As I was driving, Harville’s words kept running through my head.  “Call me when you figure it out.”  The more I thought about it, the more it pissed me off.  I didn’t like innuendo, I didn’t like games, I didn’t particularly like puzzles, and I intended to divulge that in a rather insulting note.

Apparently, the coroner had been alerted that I was coming to get the report and it was ready when I got there.  When he handed it to me, he said, “it’s pretty cut and dried.  Knife wound was COD, but you already know that.”

“Anything else?”  I asked.  The coroner looked at me quizzically and said, “like what?”  I told him that I was just curious.  Then I asked him if he minded if I looked at the report.  “Not at all,” he said.

I sat down and started reading what was a very brief report. I intentionally avoided the pictures.  Even though I despised her on a certain level, I felt there was no need to intrude on private pictures of her exposed body.

There was the standard “unremarkable” description for every organ and extremity.  It was noted that there was not one single flaw (aside from the obvious gaping knife wound) other than a small tattoo on the victims’ left hip.  I didn’t give it much thought, put the report back in the folder, and told the coroner I would be on my way.

I had the audacity to ask him if he would overnight the report to Harville. At least I had the courtesy of requesting that he bill my office for the expense.

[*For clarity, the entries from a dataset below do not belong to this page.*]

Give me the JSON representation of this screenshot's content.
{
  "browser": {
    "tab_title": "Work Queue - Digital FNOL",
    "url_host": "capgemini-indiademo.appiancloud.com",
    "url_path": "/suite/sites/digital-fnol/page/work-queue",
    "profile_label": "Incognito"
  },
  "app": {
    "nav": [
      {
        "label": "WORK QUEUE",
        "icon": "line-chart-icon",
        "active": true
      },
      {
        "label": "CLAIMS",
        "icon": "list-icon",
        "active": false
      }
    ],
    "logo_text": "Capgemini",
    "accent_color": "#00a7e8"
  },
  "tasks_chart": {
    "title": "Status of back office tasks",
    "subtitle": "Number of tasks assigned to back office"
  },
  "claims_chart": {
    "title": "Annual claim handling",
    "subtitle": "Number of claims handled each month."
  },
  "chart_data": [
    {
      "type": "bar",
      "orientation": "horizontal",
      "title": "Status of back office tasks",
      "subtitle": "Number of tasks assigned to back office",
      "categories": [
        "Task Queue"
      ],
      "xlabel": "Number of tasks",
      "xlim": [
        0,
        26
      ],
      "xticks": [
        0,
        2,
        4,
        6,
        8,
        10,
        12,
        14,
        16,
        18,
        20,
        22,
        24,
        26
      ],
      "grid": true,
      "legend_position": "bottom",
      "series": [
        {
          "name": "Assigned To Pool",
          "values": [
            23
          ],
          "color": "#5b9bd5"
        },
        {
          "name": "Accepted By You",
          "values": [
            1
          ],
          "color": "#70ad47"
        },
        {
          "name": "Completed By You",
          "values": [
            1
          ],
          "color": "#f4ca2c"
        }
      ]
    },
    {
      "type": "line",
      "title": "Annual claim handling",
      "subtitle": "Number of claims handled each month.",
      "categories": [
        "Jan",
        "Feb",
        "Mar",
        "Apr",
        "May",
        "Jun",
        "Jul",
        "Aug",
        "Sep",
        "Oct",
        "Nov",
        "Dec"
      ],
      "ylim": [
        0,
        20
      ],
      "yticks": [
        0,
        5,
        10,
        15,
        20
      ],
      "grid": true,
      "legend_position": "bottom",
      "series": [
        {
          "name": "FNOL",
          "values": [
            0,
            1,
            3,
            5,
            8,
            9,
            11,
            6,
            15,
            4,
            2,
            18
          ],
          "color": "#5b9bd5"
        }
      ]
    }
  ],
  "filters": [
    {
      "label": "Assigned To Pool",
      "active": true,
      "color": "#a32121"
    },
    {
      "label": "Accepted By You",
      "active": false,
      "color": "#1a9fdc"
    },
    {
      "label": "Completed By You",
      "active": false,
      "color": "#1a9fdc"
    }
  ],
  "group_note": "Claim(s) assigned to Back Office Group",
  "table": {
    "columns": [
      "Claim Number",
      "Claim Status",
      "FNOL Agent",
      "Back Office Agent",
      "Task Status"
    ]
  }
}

When I got into my car, I felt like a thunderbolt had hit me between the eyes. “A small tattoo.”  I bolted out of my car and burst back into the coroners’ office, blurting out, “I need to know about the tattoo.” The coroner looked like a deer caught in the headlights.  He clutched his chest and said, “what the hell, man.  You almost gave me a heart attack, and I’m getting on up in years!”

I apologized and said, “I just need to know about the tattoo.” The coroner got the report, sat down and put on his glasses.  Thumbing through his notes, he smiled and said “ah.  It was four words.”

Déjà vu.  Was I back at the office?  Had he turned into my clerk?  Finally I said, “what were the fucking words?”